Muchas de las certezas compartidas en las sociedades occidentales han caído o se han erosionado fuertemente, en muchos casos como consecuencia de batallas ideológicas orquestadas desde el poder político o cultural, especialmente tras los acontecimientos de Mayo del 68. Las leyes responden a ese sustrato cultural, expresado en último término en las mayorías parlamentarias que deben aprobarlas. En este periodo se ha hecho evidente para los cristianos que la cuestión de fondo se juega en el ámbito de la cultura, entendida según los parámetros del histórico discurso de Juan Pablo II ante la UNESCO. Pero esto no significa abandonar sin más el debate que precede y acompaña la conformación de las leyes, a la espera de un cambio cultural que sólo pacientemente podrá llegar. Es más, ambos planos interactúan.

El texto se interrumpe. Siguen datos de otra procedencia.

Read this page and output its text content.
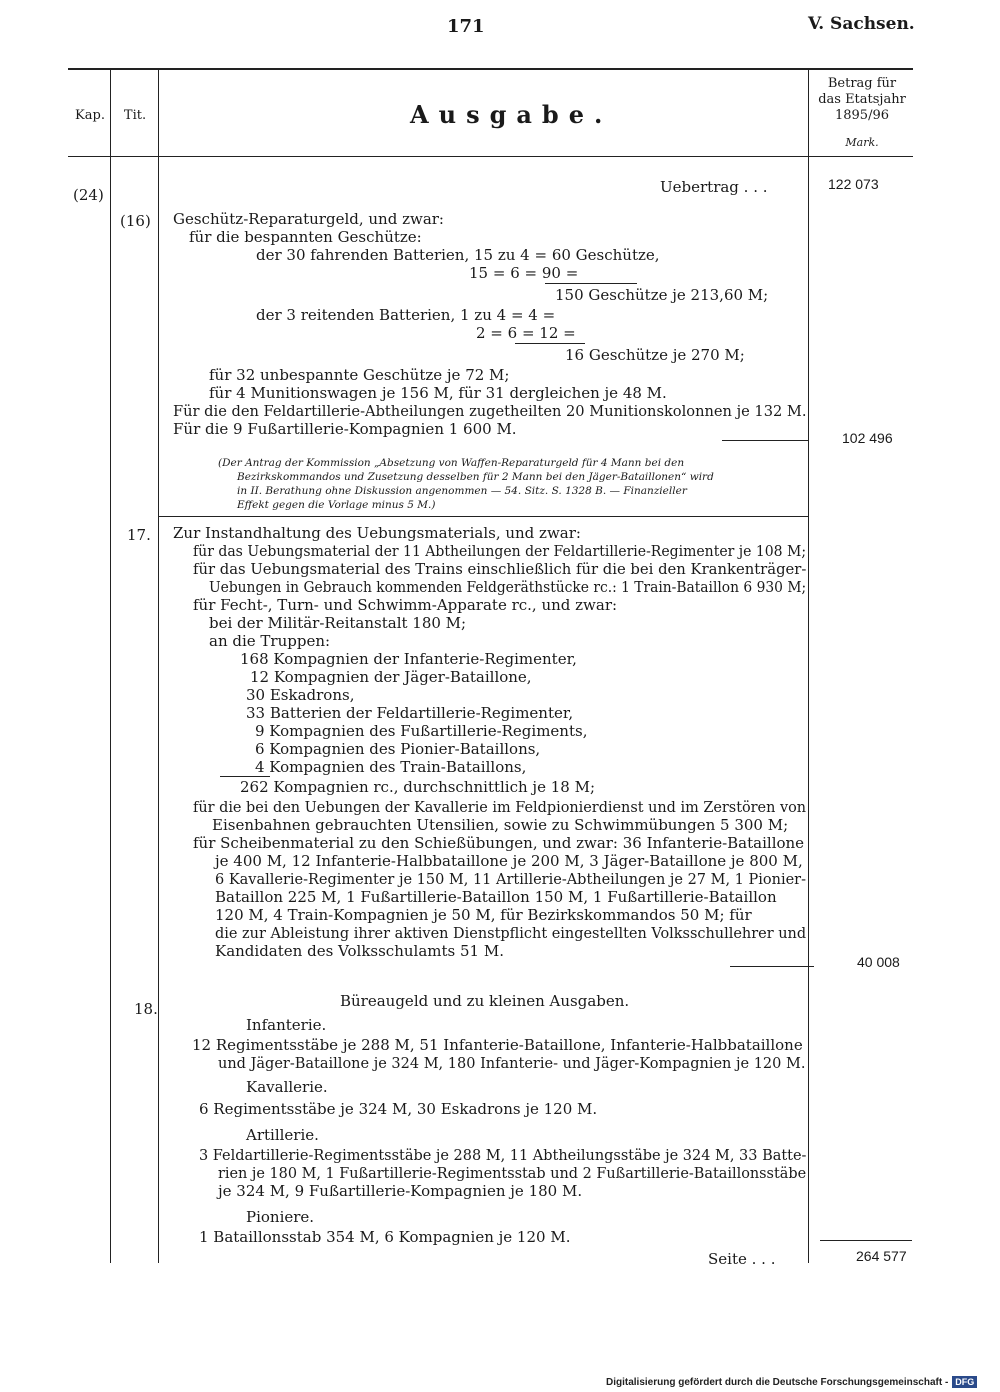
171	V. Sachsen.
Kap.	Tit.	Ausgabe.
Betrag für
das Etatsjahr
1895/96
Mark.
(24)	Uebertrag . . .	122 073
(16) Geschütz-Reparaturgeld, und zwar:
für die bespannten Geschütze:
der 30 fahrenden Batterien, 15 zu 4 = 60 Geschütze,
15 = 6 = 90 =
150 Geschütze je 213,60 M;
der 3 reitenden Batterien, 1 zu 4 = 4 =
2 = 6 = 12 =
16 Geschütze je 270 M;
für 32 unbespannte Geschütze je 72 M;
für 4 Munitionswagen je 156 M, für 31 dergleichen je 48 M.
Für die den Feldartillerie-Abtheilungen zugetheilten 20 Munitionskolonnen je 132 M.
Für die 9 Fußartillerie-Kompagnien 1 600 M.	102 496
(Der Antrag der Kommission „Absetzung von Waffen-Reparaturgeld für 4 Mann bei den
Bezirkskommandos und Zusetzung desselben für 2 Mann bei den Jäger-Bataillonen“ wird
in II. Berathung ohne Diskussion angenommen — 54. Sitz. S. 1328 B. — Finanzieller
Effekt gegen die Vorlage minus 5 M.)
17. Zur Instandhaltung des Uebungsmaterials, und zwar:
für das Uebungsmaterial der 11 Abtheilungen der Feldartillerie-Regimenter je 108 M;
für das Uebungsmaterial des Trains einschließlich für die bei den Krankenträger-
Uebungen in Gebrauch kommenden Feldgeräthstücke rc.: 1 Train-Bataillon 6 930 M;
für Fecht-, Turn- und Schwimm-Apparate rc., und zwar:
bei der Militär-Reitanstalt 180 M;
an die Truppen:
168 Kompagnien der Infanterie-Regimenter,
12 Kompagnien der Jäger-Bataillone,
30 Eskadrons,
33 Batterien der Feldartillerie-Regimenter,
9 Kompagnien des Fußartillerie-Regiments,
6 Kompagnien des Pionier-Bataillons,
4 Kompagnien des Train-Bataillons,
262 Kompagnien rc., durchschnittlich je 18 M;
für die bei den Uebungen der Kavallerie im Feldpionierdienst und im Zerstören von
Eisenbahnen gebrauchten Utensilien, sowie zu Schwimmübungen 5 300 M;
für Scheibenmaterial zu den Schießübungen, und zwar: 36 Infanterie-Bataillone
je 400 M, 12 Infanterie-Halbbataillone je 200 M, 3 Jäger-Bataillone je 800 M,
6 Kavallerie-Regimenter je 150 M, 11 Artillerie-Abtheilungen je 27 M, 1 Pionier-
Bataillon 225 M, 1 Fußartillerie-Bataillon 150 M, 1 Fußartillerie-Bataillon
120 M, 4 Train-Kompagnien je 50 M, für Bezirkskommandos 50 M; für
die zur Ableistung ihrer aktiven Dienstpflicht eingestellten Volksschullehrer und
Kandidaten des Volksschulamts 51 M.
40 008
18.	Büreaugeld und zu kleinen Ausgaben.
Infanterie.
12 Regimentsstäbe je 288 M, 51 Infanterie-Bataillone, Infanterie-Halbbataillone
und Jäger-Bataillone je 324 M, 180 Infanterie- und Jäger-Kompagnien je 120 M.
Kavallerie.
6 Regimentsstäbe je 324 M, 30 Eskadrons je 120 M.
Artillerie.
3 Feldartillerie-Regimentsstäbe je 288 M, 11 Abtheilungsstäbe je 324 M, 33 Batte-
rien je 180 M, 1 Fußartillerie-Regimentsstab und 2 Fußartillerie-Bataillonsstäbe
je 324 M, 9 Fußartillerie-Kompagnien je 180 M.
Pioniere.
1 Bataillonsstab 354 M, 6 Kompagnien je 120 M.
Seite . . .	264 577
Digitalisierung gefördert durch die Deutsche Forschungsgemeinschaft - DFG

Reconocer que muchas personas hoy no son capaces de identificar, por ejemplo, el valor de la vida humana en cualquier situación, o el fundamento de la diferencia sexual para definir el matrimonio, no implica que los ciudadanos que sí han alcanzado certeza sobre esos bienes fundamentales de la vida personal y social, entre ellos los cristianos, no puedan hacer valer su opinión a través de los canales propios de la sociedad democrática, con el fin de obtener un resultado político, social y jurídico, lo más aproximado posible al ideal. Benedicto XVI, que siempre fue consciente de la profundidad de la crisis cultural de Occidente y de sus consecuencias en el ámbito del derecho, postulaba (de acuerdo con el filósofo laico Habermas) la necesidad de un proceso de debate público sensible a la verdad, en el que los católicos deberían ser especialmente activos.
El dinamismo de ese proceso puede implicar una movilización inteligente en la plaza, intervenir en el debate público y mediático, y buscar alianzas sociales y políticas. Y naturalmente, decantar el voto en función de las ofertas de los partidos en esas materias. Todo ello convenientemente valorado y corregido en función de las circunstancias históricas. Esto es parte esencial del ejercicio de la libertad, y la ausencia de los cristianos en tales instancias empobrecería dramáticamente la vida de la ciudad común. Además les convertiría en cómplices, por omisión, del daño y la confusión que provocan esas leyes injustas.
Es innegable la crisis de civilización que atraviesa Occidente, pero a veces la denominada “espiral del silencio”, el aislamiento creciente de las personas y el bombardeo mediático, pueden provocar espejismos. No hay que dar por supuesta la imposibilidad de acceder a la verdad cuando es adecuadamente testimoniada, y esto incluye exponer sus razones. Y en todo caso, no hay que descartar la posibilidad de alcanzar mayorías sociales que se traduzcan en norma, sobre esta o aquella cuestión. No, al menos, antes de haberlo intentado.
En última instancia, cuando la debilidad o insignificancia del apoyo social a una propuesta justa sea evidente, la voz del cristiano habrá de seguir levantándose contra la injusticia, pacífica y sobriamente. No como una proclama ideológica, sino como expresión de una vida que puede encontrarse físicamente en la ciudad.